I spent two weeks building and debugging this dual-stack setup. I run it daily now. This is the complete architecture: VPS side, local side, the MCP bridge between them, six production patterns, and an honest accounting of what broke and what stuck.

Why Dual-Stack at All

The single-agent problem is real. I was running Claude Code as my primary agent for everything — code generation, git operations, GitHub issue management, cron-like scheduling via shell scripts. It works, but there are gaps. Claude Code is exceptional at code generation, file editing, and TypeScript/React tasks. It is not designed for persistent messaging, Telegram integration, or scheduling. Every time I wanted a notification when a task completed, I had to wire something up manually. Every time I wanted to trigger a code task from my phone, I was doing gymnastics.

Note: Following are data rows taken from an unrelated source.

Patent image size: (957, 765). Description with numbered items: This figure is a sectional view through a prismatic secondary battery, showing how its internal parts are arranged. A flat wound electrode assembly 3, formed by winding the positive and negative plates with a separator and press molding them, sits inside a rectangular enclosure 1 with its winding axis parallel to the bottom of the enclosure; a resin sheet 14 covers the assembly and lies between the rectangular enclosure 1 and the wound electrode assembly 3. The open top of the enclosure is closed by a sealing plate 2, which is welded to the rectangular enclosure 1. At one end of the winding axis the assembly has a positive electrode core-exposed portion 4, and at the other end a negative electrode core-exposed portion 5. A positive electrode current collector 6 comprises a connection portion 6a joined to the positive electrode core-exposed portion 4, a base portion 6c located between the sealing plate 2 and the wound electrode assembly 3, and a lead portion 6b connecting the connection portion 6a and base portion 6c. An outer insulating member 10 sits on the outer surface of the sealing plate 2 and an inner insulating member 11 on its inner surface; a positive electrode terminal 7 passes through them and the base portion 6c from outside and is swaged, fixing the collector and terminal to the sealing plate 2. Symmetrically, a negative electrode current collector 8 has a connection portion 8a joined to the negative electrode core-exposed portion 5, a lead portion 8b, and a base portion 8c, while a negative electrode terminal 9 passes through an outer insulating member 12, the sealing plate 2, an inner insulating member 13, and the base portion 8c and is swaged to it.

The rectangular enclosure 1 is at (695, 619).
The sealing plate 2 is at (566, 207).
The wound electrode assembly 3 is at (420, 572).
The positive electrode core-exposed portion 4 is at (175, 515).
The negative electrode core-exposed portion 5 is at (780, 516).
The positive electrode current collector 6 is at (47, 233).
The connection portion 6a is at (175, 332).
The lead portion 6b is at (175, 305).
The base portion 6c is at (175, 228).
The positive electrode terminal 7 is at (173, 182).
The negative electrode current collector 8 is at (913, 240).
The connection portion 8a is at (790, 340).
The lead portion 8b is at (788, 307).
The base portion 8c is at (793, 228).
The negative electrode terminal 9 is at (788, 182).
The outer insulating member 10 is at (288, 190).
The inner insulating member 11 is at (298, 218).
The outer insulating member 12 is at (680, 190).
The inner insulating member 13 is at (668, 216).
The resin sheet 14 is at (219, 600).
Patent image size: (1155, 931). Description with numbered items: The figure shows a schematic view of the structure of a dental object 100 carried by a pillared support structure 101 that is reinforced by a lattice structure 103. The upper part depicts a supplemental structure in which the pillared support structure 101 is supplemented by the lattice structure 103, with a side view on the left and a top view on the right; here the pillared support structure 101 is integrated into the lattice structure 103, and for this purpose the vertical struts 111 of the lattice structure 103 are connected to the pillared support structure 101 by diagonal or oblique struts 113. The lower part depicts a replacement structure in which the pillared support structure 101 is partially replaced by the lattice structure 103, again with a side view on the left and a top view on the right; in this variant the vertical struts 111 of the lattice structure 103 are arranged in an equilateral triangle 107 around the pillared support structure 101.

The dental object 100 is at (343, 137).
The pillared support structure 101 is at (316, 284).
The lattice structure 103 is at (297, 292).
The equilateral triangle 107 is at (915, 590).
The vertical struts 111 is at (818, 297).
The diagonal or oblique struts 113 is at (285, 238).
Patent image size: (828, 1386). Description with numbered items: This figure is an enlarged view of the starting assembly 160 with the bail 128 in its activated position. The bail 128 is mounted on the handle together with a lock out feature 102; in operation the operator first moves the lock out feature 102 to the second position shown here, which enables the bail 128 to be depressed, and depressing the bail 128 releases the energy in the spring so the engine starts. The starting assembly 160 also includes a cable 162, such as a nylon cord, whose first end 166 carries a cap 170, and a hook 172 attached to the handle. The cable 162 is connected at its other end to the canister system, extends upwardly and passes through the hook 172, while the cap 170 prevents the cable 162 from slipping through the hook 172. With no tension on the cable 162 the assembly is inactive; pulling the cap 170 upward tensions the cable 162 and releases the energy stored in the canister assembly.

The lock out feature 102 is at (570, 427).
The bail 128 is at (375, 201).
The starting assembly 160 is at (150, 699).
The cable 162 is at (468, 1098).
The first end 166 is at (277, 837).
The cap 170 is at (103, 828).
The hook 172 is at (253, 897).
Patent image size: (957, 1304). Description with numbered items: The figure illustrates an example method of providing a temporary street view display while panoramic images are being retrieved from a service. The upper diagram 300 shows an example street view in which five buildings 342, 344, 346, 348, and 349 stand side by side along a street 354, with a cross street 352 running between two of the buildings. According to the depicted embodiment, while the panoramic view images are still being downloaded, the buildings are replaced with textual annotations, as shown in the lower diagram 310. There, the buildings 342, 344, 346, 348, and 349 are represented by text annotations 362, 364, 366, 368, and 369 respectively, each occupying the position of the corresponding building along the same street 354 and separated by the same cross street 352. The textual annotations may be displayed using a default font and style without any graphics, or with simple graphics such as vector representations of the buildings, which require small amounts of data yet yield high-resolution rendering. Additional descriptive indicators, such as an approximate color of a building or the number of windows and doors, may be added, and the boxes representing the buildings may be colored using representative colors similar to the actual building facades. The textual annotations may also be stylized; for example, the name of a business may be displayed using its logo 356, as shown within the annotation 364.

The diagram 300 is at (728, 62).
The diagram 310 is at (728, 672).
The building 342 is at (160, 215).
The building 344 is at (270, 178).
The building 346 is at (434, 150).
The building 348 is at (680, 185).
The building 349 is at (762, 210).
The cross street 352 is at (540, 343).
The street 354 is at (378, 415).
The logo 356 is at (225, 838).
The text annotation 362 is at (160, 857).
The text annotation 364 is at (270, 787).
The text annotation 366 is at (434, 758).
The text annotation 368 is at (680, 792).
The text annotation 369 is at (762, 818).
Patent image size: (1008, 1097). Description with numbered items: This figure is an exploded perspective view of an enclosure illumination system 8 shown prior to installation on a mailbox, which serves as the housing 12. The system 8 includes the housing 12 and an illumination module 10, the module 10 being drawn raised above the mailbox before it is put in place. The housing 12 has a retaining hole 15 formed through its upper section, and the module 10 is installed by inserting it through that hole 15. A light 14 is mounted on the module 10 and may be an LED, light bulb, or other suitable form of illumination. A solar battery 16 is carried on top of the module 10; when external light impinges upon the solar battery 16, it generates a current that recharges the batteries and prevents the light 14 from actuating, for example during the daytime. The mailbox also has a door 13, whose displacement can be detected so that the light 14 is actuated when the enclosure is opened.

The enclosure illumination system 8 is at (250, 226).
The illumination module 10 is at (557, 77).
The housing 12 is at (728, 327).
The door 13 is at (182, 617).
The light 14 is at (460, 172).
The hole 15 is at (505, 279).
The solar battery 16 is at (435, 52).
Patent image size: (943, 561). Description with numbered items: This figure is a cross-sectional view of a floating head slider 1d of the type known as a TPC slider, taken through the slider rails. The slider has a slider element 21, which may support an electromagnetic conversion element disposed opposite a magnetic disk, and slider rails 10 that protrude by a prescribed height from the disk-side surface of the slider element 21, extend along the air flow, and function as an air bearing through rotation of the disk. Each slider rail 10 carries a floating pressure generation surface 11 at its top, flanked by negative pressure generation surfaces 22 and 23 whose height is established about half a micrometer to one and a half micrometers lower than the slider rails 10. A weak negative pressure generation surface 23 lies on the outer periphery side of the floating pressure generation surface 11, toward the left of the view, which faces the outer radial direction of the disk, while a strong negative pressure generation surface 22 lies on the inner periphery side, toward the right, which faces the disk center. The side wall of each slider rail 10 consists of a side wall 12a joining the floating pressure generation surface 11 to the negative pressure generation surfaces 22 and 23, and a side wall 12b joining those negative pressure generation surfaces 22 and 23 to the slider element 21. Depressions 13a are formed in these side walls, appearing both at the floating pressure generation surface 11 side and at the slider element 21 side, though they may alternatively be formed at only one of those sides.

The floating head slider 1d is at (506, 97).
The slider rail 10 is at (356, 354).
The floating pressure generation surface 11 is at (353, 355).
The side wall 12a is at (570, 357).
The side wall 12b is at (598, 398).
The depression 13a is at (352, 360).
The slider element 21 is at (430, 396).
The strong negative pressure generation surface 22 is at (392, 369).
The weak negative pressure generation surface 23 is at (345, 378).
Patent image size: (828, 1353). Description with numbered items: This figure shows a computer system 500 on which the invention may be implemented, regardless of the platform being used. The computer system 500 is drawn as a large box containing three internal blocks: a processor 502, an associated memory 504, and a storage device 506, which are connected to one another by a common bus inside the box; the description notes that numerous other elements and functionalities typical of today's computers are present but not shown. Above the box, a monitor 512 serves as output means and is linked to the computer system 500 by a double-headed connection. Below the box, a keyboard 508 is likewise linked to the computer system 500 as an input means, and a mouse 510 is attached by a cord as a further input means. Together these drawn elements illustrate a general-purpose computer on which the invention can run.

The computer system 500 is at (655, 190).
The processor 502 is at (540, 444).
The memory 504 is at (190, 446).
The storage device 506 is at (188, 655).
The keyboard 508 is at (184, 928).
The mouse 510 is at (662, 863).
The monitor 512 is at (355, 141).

Hermes is the inverse. It is excellent at persistent orchestration — running tasks on a schedule, consuming messages from Telegram or Discord, maintaining memory across sessions, coordinating multi-step workflows that span minutes or hours. It is not a specialized coder. When Hermes writes code, it is using a general-purpose model for a task where Claude Code has been specifically optimized.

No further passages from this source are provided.